- Edit (TBD)
Description
This is a great face climb if you can overlook the slightly dirty middle section.
Look for a line of bolts that leads up and right through the crux headwall. The second bolt has a quick link attached to it. Make some fun technical moves on the face passing two bolts. Continue up and right. Some gear can be had out left in between bolt 2 and 3. There is some marginal gear more inline with bolt 3, but the rock was suspect and the placement shallow. Below bolt 3 is a hollow block. It looks mostly attached when you get a better view, but avoid it if you can. Use caution clipping bolt 3 as it is steep and a ledge fall is possible. Continue above bolt 3 using the seam for jams, laybacks, and slopers (FUN!).
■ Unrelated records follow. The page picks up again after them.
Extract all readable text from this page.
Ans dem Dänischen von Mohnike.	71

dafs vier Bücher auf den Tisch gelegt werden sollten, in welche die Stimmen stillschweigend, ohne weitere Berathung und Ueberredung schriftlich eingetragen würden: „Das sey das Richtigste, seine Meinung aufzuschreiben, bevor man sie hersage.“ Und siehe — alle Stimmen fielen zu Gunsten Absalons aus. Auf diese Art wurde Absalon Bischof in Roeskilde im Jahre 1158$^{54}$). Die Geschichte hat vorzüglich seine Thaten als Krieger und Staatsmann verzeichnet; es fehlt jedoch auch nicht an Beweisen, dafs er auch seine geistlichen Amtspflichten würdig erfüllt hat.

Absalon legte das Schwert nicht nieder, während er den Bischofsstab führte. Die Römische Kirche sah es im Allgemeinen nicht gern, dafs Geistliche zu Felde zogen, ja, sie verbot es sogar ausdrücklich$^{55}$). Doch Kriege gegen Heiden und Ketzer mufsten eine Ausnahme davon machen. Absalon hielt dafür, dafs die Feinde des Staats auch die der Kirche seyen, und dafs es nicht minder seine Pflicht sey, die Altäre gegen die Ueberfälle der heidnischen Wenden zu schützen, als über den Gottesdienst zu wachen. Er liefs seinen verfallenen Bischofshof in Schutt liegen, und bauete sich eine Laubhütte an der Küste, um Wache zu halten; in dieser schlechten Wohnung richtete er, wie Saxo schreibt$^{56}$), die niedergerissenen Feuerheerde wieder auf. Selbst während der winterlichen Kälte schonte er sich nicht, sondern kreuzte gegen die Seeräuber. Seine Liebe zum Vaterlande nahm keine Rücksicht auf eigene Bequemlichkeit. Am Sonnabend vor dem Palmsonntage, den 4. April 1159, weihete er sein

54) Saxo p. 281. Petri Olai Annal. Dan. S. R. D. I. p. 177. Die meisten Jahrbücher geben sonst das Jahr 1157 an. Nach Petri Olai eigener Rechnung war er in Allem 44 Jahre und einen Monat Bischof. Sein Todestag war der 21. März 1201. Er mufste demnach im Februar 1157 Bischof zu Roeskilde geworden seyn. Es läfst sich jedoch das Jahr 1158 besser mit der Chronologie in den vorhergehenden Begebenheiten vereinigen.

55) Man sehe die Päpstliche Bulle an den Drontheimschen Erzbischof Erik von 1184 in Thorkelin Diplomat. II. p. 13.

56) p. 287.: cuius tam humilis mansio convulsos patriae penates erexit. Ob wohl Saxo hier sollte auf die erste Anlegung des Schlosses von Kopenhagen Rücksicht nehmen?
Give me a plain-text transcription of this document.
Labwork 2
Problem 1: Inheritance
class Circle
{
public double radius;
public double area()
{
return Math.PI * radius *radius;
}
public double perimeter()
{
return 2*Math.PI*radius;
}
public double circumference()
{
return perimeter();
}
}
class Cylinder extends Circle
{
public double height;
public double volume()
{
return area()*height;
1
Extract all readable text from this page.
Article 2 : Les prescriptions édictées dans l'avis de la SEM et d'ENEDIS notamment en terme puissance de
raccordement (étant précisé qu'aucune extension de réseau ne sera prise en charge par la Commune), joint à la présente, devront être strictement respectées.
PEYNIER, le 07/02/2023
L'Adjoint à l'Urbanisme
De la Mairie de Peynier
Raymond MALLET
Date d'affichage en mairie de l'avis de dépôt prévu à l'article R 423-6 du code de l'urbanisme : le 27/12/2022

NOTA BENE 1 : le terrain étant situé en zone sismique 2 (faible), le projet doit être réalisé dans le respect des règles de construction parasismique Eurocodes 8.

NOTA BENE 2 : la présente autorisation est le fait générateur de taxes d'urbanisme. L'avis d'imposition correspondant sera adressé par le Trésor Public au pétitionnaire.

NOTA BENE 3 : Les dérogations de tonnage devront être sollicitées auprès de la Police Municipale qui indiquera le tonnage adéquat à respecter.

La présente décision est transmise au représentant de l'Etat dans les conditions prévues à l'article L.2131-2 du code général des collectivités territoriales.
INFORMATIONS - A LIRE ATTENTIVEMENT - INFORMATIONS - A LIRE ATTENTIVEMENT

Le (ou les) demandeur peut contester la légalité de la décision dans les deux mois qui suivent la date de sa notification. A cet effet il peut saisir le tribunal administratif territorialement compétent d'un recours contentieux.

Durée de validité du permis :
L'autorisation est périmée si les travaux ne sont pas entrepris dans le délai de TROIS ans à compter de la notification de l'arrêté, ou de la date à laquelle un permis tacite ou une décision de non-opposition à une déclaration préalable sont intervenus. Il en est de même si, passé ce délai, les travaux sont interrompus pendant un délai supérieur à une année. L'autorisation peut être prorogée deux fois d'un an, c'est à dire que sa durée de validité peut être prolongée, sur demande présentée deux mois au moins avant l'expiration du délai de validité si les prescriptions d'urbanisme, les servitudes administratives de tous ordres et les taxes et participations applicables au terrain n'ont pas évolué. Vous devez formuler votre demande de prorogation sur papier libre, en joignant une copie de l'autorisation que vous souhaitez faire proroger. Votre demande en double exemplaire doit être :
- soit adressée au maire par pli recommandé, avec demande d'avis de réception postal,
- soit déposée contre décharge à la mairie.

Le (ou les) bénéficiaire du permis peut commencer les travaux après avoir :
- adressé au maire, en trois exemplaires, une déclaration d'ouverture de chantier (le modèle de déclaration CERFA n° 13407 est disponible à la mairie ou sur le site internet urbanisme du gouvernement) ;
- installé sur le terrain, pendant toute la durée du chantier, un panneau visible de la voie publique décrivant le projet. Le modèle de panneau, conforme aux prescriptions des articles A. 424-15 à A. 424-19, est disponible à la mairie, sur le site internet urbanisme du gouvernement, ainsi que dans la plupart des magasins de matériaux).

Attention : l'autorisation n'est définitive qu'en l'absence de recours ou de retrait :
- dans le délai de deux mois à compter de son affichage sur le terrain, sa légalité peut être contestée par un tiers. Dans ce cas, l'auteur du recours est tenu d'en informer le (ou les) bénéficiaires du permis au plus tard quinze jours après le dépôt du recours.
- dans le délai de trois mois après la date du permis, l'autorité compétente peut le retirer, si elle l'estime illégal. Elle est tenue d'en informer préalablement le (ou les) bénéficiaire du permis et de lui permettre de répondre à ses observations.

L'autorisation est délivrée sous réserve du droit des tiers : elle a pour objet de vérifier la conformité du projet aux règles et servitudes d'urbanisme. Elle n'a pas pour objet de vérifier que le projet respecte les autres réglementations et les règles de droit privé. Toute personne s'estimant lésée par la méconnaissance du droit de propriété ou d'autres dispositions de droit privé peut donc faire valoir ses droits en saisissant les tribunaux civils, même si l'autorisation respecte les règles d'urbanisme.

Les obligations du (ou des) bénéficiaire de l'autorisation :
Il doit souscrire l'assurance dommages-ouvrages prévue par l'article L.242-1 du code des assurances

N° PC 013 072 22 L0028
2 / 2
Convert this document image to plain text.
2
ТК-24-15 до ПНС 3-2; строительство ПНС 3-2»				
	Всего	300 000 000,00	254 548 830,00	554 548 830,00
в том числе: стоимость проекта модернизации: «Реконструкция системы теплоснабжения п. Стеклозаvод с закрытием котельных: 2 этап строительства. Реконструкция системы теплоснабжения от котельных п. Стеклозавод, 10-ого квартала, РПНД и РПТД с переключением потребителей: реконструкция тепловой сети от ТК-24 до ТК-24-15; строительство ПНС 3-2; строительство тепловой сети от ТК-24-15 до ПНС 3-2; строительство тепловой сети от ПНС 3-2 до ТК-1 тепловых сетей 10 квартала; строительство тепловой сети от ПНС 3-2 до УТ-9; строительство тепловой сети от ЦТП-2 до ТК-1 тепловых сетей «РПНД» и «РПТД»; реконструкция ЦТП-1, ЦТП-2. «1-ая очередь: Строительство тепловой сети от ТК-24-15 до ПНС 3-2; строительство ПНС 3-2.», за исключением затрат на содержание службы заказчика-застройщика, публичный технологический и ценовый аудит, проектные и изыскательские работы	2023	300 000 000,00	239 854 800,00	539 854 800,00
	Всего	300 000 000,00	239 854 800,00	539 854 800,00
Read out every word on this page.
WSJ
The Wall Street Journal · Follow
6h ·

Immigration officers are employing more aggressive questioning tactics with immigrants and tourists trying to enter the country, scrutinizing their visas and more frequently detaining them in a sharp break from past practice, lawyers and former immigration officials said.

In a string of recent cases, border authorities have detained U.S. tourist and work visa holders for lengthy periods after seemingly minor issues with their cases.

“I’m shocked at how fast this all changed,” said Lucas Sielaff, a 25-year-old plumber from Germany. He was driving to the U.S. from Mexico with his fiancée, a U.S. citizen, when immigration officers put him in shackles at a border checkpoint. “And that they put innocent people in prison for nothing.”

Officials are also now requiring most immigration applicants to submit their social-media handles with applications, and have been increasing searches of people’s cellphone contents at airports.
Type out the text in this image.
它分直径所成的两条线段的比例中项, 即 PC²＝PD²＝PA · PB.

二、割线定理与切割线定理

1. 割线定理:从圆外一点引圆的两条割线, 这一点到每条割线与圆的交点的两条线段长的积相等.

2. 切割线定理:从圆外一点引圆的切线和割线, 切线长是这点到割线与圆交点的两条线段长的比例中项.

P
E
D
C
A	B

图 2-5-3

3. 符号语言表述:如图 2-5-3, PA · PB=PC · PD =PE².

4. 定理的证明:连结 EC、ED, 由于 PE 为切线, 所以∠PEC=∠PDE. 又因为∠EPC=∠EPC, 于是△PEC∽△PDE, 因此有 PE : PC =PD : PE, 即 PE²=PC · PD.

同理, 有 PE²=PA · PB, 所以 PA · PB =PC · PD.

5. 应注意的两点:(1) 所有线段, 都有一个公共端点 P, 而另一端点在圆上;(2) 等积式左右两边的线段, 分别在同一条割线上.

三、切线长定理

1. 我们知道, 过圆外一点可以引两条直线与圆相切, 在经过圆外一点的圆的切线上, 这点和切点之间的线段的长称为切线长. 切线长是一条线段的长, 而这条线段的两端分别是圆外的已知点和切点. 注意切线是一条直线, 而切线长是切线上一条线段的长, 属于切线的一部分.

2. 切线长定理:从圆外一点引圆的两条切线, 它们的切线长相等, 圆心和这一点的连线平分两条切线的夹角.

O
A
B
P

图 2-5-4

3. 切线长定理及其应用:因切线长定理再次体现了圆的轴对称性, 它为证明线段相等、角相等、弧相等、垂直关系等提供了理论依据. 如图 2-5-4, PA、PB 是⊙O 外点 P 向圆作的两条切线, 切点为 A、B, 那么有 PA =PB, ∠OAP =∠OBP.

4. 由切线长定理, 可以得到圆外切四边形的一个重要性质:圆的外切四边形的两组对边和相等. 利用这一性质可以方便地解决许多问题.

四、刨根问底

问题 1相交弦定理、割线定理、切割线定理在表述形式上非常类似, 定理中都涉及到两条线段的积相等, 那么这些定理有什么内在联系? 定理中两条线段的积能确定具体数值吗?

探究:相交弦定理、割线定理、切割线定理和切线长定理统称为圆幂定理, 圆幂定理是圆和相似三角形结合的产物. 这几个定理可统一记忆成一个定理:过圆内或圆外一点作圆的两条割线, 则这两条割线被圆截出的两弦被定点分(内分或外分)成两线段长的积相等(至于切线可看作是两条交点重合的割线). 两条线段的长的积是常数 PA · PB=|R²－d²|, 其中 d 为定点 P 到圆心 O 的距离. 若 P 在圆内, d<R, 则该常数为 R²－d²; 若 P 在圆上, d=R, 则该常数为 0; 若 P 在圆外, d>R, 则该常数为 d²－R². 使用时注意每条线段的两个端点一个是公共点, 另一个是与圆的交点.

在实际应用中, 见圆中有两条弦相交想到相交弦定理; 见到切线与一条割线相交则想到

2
Get a few more pieces before you reach the last two bolts. There is an easy way to clip the last bolt, I will let you discover it. Pull up onto the steep bulge and fight your way out. This section is not truly over until you are standing on the slab higher up. Clean falls if you blow it, good luck!
Location
This climb starts on the Red Dog buttress, which is the last buttress before multipitch SE face. Look for the long flat rock on the trail and the quick link on the second bolt.
Protection
Mostly bolts, single rack from fingers to #2. A few longer slings. Two bolt anchor at the top with quick links. All bolts are in great shape. A 70m is nice, but a 60m with stretch should work.